Grupo Brasil-Israel emite nota de repúdio e acusa Planalto de se alinhar com “quem dissemina o terror”

Lívia Gennari Publicado em 14/06/2025, às 19h00 - Atualizado às 23h59
O grupo parlamentar Brasil-Israel, formado por senadores e deputados federais, divulgou neste sábado (14) uma nota pública de repúdio à posição adotada pelo governo brasileiro em relação ao recente confronto entre Irã e Israel. Segundo o documento, a atual administração teria adotado uma postura conivente com regimes que promovem o terror, em vez de defender valores democráticos.
“Causa indignação a postura do atual governo do Brasil, que, mais uma vez, escolhe se alinhar aos que disseminam o terror, em vez de se posicionar firmemente ao lado das nações livres e democráticas”, diz o texto, assinado pelo senador Carlos Viana (Podemos-MG), presidente do grupo.
A nota também critica a condução diplomática brasileira diante da crise no Oriente Médio. Segundo os parlamentares, o posicionamento do presidente Luiz Inácio Lula da Silva teria dificultado as negociações para a retirada de brasileiros que se encontram em áreas de risco, especialmente em solo israelense. “A posição do governo brasileiro prejudica e atrasa as negociações para a retirada das comitivas brasileiras que se encontram em solo israelense”, afirmou Viana.

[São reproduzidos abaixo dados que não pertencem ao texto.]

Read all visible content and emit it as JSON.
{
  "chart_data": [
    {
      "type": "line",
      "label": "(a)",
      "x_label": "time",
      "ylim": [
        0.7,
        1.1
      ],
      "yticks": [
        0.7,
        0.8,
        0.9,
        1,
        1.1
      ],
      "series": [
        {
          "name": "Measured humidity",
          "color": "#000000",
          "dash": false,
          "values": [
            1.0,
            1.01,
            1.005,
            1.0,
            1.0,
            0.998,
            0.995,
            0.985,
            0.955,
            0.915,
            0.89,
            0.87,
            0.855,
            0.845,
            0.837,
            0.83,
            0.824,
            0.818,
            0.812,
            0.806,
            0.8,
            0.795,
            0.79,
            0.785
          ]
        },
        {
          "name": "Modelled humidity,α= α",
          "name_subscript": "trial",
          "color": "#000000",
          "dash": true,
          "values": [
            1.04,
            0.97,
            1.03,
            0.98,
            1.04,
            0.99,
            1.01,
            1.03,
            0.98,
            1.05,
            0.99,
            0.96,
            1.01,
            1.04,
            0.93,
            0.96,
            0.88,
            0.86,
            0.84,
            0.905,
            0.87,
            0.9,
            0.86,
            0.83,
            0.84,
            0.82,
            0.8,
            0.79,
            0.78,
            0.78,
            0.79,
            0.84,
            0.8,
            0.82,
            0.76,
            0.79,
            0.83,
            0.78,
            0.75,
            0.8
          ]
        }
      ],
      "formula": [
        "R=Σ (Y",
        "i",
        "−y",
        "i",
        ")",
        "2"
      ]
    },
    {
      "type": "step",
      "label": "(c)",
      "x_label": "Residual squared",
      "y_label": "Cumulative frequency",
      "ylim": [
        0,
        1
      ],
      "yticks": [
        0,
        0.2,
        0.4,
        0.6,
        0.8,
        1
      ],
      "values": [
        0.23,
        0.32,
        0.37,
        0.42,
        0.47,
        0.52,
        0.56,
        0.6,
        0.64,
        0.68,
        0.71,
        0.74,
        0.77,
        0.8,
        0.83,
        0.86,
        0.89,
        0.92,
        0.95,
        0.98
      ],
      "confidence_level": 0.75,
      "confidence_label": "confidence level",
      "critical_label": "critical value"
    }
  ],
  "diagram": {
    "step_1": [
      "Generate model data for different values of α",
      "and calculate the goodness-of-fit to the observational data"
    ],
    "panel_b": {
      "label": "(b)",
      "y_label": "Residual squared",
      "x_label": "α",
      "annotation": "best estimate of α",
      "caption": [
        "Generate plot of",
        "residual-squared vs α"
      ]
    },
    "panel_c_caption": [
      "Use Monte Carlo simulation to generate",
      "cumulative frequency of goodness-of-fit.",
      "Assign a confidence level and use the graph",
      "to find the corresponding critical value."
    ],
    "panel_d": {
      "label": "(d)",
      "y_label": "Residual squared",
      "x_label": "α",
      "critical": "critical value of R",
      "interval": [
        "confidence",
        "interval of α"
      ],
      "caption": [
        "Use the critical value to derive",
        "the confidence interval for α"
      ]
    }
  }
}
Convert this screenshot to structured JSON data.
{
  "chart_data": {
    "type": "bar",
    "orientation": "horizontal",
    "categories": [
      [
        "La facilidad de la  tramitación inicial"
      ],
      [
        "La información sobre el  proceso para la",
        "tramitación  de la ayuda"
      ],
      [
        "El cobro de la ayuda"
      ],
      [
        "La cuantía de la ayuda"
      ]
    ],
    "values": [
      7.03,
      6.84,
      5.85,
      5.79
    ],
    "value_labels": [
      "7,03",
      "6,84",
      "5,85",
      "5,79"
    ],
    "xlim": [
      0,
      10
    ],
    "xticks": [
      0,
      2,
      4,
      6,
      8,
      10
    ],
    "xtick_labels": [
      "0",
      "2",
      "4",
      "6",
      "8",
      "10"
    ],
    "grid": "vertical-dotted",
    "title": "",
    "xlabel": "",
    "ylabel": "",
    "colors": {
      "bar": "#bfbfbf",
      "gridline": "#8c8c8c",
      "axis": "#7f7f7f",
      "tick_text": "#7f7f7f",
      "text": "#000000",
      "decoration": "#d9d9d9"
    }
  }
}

O parlamentar ainda responsabilizou o Irã pelo agravamento do conflito, classificando o país como um regime extremista e uma ameaça à paz global. “A escalada da violência promovida pelo regime iraniano é mais uma postura agressiva de um regime religioso extremista ditatorial que ameaça a estabilidade internacional e a segurança do Oriente Médio”, declarou.
Na visão do grupo, Israel está agindo para se defender e evitar que o Irã avance em seu programa nuclear. “Israel definiu claramente os alvos ao atingir bases militares e nucleares estratégicas do Irã. Com apoio internacional, as ações israelenses visam prevenir uma ameaça real e crescente: a possibilidade de o Irã desenvolver armamento nuclear em larga escala”, conclui o comunicado.
A forma como o governo conduzirá seu posicionamento nos próximos dias será determinante para o papel diplomático do Brasil no Oriente Médio e para o fortalecimento de alianças estratégicas com parceiros internacionais. Enquanto isso, a tensão segue aumentando, e a situação exige atenção redobrada para a proteção dos brasileiros que ainda permanecem nas áreas afetadas pela guerra.
Até a publicação desta reportagem, o governo federal não havia se manifestado oficialmente sobre as críticas feitas pelo grupo parlamentar Brasil-Israel.